Specify the following settings:
Single sign on URL –
http(s)://{SWAGGERHUB}/login/callback
Audience URI (SP Entity ID) –
http(s)://{SWAGGERHUB}/login/callback
Replace
{SWAGGERHUB}
with the domain name or IP address of your SwaggerHub instance. Usehttps://
if SSL access is enabled, otherwise, usehttp://
.Name ID format –
EmailAddress
Attribute statements:
Name
Name format
Value
email
Unspecified
user.email
Leave everything else by default and click Next.
On the feedback page, select I’m an Okta customer adding an internal app, and click Finish.
Switch to the Sign On tab and click View Setup Instructions.
This will open a new browser tab containing SAML metadata that you will later have to specify in SwaggerHub to complete the integration. Keep this tab open for now.
Assign SwaggerHub to Okta users
Next, configure which Okta authenticated users will have access to SwaggerHub:
In Okta, go to Applications and click Assign Applications.
On the left, select the SwaggerHub application, and on the right select the users that need access to SwaggerHub.
Click Next and confirm the assignments.
Configure SwaggerHub
Open the Admin Center.
Select Settings on the left.
Under Integrations & Authentication, specify the following:
Authentication Type – change to SAML.
SAML Identity Provider EntityID (Issuer) – paste Okta’s Identity Provider Issuer value.
SAML Identity Provider SSO URL – paste Okta’s Identity Provider Single Sign-On URL.
SAML Identity Provider Certificate – paste Okta’s X.509 Certificate here, including the
-----BEGIN CERTIFICATE-----
and-----END CERTIFICATE-----
lines.
Click Save Changes and Restart.
In v. 1.19.1 or earlier, click Save Changes, then switch to the System page and click Restart SwaggerHub.
Wait a few minutes for the system to restart completely.
Migrate existing SwaggerHub users to single sign-on
This information applies to SwaggerHub On-Premise versions prior to 1.20.1.
In earlier SwaggerHub On-Premise versions, the existing internal users (such as the admin user) need to be enabled for SSO before they can log in via Okta.

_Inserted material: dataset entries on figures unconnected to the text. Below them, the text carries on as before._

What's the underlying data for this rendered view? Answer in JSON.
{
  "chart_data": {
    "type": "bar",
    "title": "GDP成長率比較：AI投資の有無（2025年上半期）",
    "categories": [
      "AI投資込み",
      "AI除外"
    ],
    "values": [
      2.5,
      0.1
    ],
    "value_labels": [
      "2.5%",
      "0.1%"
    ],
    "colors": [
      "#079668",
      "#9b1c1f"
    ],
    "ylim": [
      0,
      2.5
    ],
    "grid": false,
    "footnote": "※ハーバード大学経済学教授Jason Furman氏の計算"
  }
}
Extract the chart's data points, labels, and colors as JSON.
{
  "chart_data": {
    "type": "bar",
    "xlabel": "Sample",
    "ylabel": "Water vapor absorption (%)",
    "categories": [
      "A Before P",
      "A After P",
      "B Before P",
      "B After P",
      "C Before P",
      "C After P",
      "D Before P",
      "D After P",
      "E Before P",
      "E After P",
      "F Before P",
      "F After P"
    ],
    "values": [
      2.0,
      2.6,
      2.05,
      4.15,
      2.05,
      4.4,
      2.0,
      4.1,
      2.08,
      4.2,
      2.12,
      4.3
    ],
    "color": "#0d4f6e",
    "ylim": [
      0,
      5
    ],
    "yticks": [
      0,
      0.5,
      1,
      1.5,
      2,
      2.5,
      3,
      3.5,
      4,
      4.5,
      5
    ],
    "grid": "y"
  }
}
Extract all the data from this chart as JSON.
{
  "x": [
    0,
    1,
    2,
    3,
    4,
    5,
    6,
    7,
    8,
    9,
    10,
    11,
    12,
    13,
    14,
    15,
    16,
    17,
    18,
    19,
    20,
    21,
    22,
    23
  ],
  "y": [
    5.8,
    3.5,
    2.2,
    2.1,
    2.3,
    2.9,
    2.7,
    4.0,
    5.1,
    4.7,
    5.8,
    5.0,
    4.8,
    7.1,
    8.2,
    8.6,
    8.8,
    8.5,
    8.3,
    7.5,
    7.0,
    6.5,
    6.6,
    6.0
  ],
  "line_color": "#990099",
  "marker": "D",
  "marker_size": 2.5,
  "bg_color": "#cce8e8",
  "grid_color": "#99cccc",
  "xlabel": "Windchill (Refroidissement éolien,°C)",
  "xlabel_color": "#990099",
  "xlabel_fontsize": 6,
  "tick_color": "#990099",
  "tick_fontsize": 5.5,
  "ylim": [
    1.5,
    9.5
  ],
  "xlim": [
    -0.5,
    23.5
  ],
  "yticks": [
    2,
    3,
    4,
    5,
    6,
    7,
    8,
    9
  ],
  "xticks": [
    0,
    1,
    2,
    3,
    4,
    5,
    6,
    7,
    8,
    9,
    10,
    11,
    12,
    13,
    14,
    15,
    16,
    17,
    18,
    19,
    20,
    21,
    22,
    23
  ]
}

To learn how to do this, see Migrating Existing Users to Single Sign-On.
Test single sign-on
To test SSO initiated from SwaggerHub:
Log out from SwaggerHub and from Okta.
(Recommended) Open a new browser tab in incognito mode.
Open the SwaggerHub home page and click Log In.
You will be redirected to Okta.
Log in to Okta using your Okta credentials.
You will be redirected to SwaggerHub and will be logged in.
To test SSO initiated from Okta:
Log out from SwaggerHub
In Okta, navigate to My Applications.
Click SwaggerHub in the application list.
You will be redirected to SwaggerHub and will be logged in automatically.
Troubleshooting
If you experience errors when logging in to SwaggerHub via Okta, see the Troubleshooting page for tips to resolve common issues.